Ligaya in East Thailand

Koh Phangan

Koh Phangan is famous, or is that infamous for the parties held on the night of the full moon. The main party is on Had Rin beach, the south easternmost beach at the bottom right of the picture above. In the high season more than 15,000 people come. Because we were there in July, which is low season, only three or four thousand people showed up!

We anchored in the next bay to the north, which was away from the debauchery on the beach, and a little quieter.

I did the anchor watch while some went to the party, and the next day I had an interesting walk into the jungle. My track is shown in blue above.

The bay to the north of Had Rin was very peaceful. There was one fairly big resort, but mostly there were low-key small developments nestling among the rocks.
Mostly we had the bay to ourselves, but occasionally a few fishing boats would come in in the evening, and raft together for a few hours. Usually they were gone again by the morning.
Near the start of my jungle walk I found three guys building some small houses beside the track. They were using nothing but bamboo and coconut fronds, apart from the small concrete pillars which served as foundations.

Before the track into the jungle started to climb, I found a guy harvesting coconuts from some very tall trees. They must have been at least 30 meters high. He had two trained monkeys on very long ropes. They were throwing down all the ripe coconuts and leaving the small ones.

When a monkey had finished with one tree, the man told it to go to the next - this was the clever bit. The monkey picked a long frond and went about half way along, and then bounced like on a diving board. At just the right moment it jumped for the next tree and started throwing down the nuts from there - amazing to watch.

The track climbed quite steeply up the mountain. I got up to about four hundred meters before getting short of time, energy and water.
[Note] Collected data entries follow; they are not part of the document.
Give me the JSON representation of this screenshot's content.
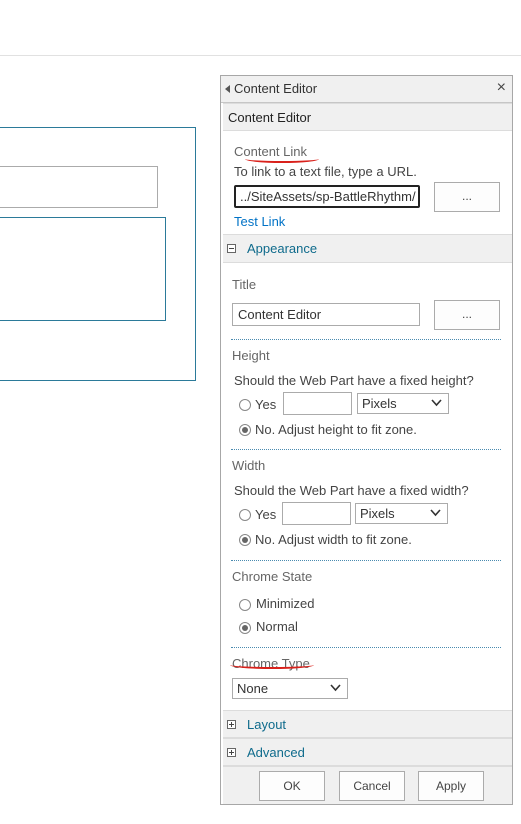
{
  "panel": {
    "title": "Content Editor",
    "close_glyph": "×"
  },
  "section": {
    "title": "Content Editor"
  },
  "content_link": {
    "label": "Content Link",
    "description": "To link to a text file, type a URL.",
    "value": "../SiteAssets/sp-BattleRhythm/",
    "browse_label": "...",
    "test_link": "Test Link"
  },
  "appearance": {
    "group_label": "Appearance",
    "title_label": "Title",
    "title_value": "Content Editor",
    "title_browse_label": "...",
    "height": {
      "label": "Height",
      "question": "Should the Web Part have a fixed height?",
      "yes_label": "Yes",
      "unit": "Pixels",
      "no_label": "No. Adjust height to fit zone."
    },
    "width": {
      "label": "Width",
      "question": "Should the Web Part have a fixed width?",
      "yes_label": "Yes",
      "unit": "Pixels",
      "no_label": "No. Adjust width to fit zone."
    },
    "chrome_state": {
      "label": "Chrome State",
      "options": [
        "Minimized",
        "Normal"
      ],
      "selected": "Normal"
    },
    "chrome_type": {
      "label": "Chrome Type",
      "value": "None"
    }
  },
  "groups": {
    "layout": "Layout",
    "advanced": "Advanced"
  },
  "footer": {
    "ok": "OK",
    "cancel": "Cancel",
    "apply": "Apply"
  },
  "colors": {
    "group_link": "#0f6b8c",
    "link": "#0072c6",
    "annotation": "#d9211b",
    "zone_border": "#2b7a99"
  }
}
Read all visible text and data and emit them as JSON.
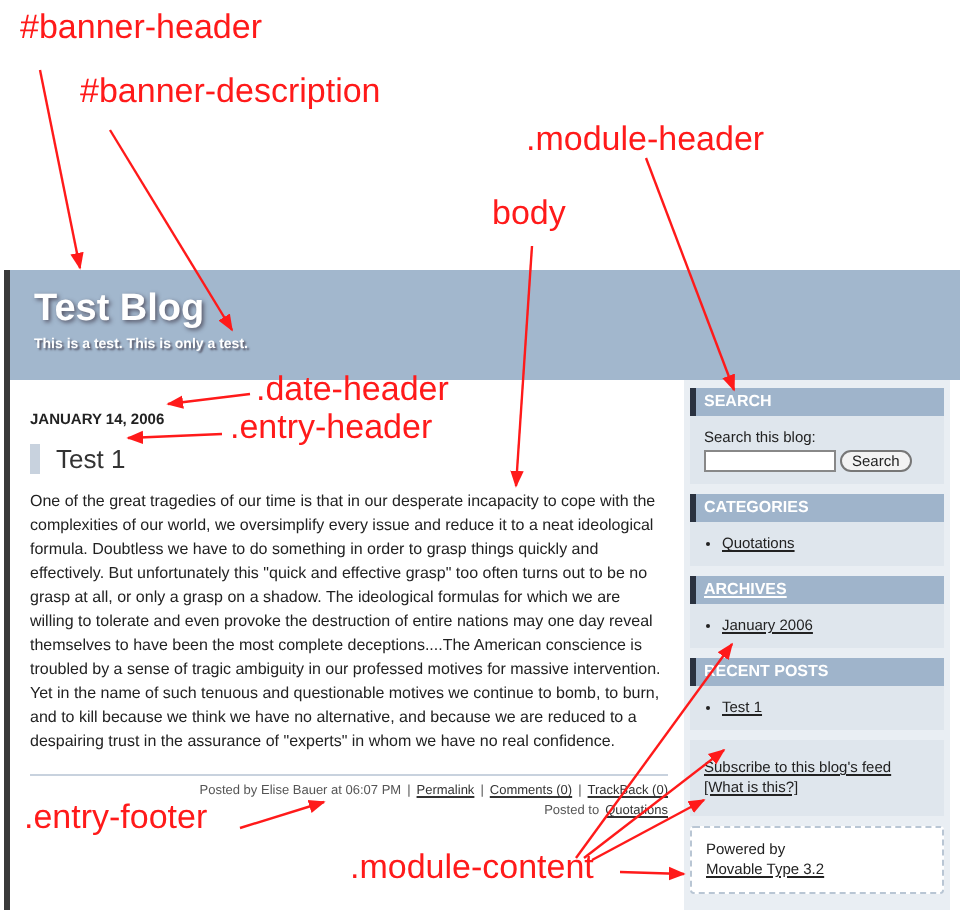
{
  "annotations": [
    {
      "label": "#banner-header"
    },
    {
      "label": "#banner-description"
    },
    {
      "label": ".module-header"
    },
    {
      "label": "body"
    },
    {
      "label": ".date-header"
    },
    {
      "label": ".entry-header"
    },
    {
      "label": ".entry-footer"
    },
    {
      "label": ".module-content"
    }
  ],
  "banner": {
    "title": "Test Blog",
    "description": "This is a test. This is only a test."
  },
  "entry": {
    "date": "JANUARY 14, 2006",
    "title": "Test 1",
    "body": "One of the great tragedies of our time is that in our desperate incapacity to cope with the complexities of our world, we oversimplify every issue and reduce it to a neat ideological formula. Doubtless we have to do something in order to grasp things quickly and effectively. But unfortunately this \"quick and effective grasp\" too often turns out to be no grasp at all, or only a grasp on a shadow. The ideological formulas for which we are willing to tolerate and even provoke the destruction of entire nations may one day reveal themselves to have been the most complete deceptions....The American conscience is troubled by a sense of tragic ambiguity in our professed motives for massive intervention. Yet in the name of such tenuous and questionable motives we continue to bomb, to burn, and to kill because we think we have no alternative, and because we are reduced to a despairing trust in the assurance of \"experts\" in whom we have no real confidence.",
    "footer": {
      "posted_by": "Posted by Elise Bauer at 06:07 PM",
      "separator": "|",
      "links": [
        "Permalink",
        "Comments (0)",
        "TrackBack (0)"
      ],
      "posted_to": "Posted to",
      "category": "Quotations"
    }
  },
  "sidebar": [
    {
      "kind": "search",
      "header": "SEARCH",
      "header_link": false,
      "label": "Search this blog:",
      "button": "Search"
    },
    {
      "kind": "list",
      "header": "CATEGORIES",
      "header_link": false,
      "items": [
        "Quotations"
      ]
    },
    {
      "kind": "list",
      "header": "ARCHIVES",
      "header_link": true,
      "items": [
        "January 2006"
      ]
    },
    {
      "kind": "list",
      "header": "RECENT POSTS",
      "header_link": false,
      "items": [
        "Test 1"
      ]
    },
    {
      "kind": "links",
      "links": [
        "Subscribe to this blog's feed",
        "[What is this?]"
      ]
    },
    {
      "kind": "powered",
      "text": "Powered by",
      "link": "Movable Type 3.2"
    }
  ]
}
It was very hot and very humid.

The views across the island show how little of it has been touched by development, but I did notice that within about a hundred meters or so of each track, pretty much the only trees are coconut trees. It looks to me like all the hardwood trees that are within easy reach of the tracks have been cut, and replaced by coconut trees that look to be growing like weeds.

On the lower parts of the trail there was a scattering of houses. I was a little surprised though to come upon a motorbike repair shop. There are many of these in Thailand, as in Indonesia - obviously a good trade to be in, but I was not expecting to find one in the depths of the jungle.
Some 90 percent of the population of Thailand are Buddhists. Although there are few of the grandiose temples like we saw in Bali, there are plenty of little shrines. In Bali, they give food offerings two and three times a day, much to the delight of the rat population, but here, the offerings seem to be mainly of drinks. Also, here, the majority of these small shrines have small ladders leading up to them. You can judge the size of the ladder here by comparing it to the offered water bottles and can of Coke.

Like in Indonesia and Malaysia, there are many very small gasoline stations, catering to the thirst of the ever-present motor bikes.

There are some that sell the fuel in used drink bottles, but a few, like this one, are a little more sophisticated. Here the fuel is pumped manually from a 54 gallon drum into a sight glass. From there, it is gravity fed to the waiting tank on the bike.

In Na Thon and in Chaweng I saw "real" gasoline stations, but these little "retail" stations obviously serve the local communities.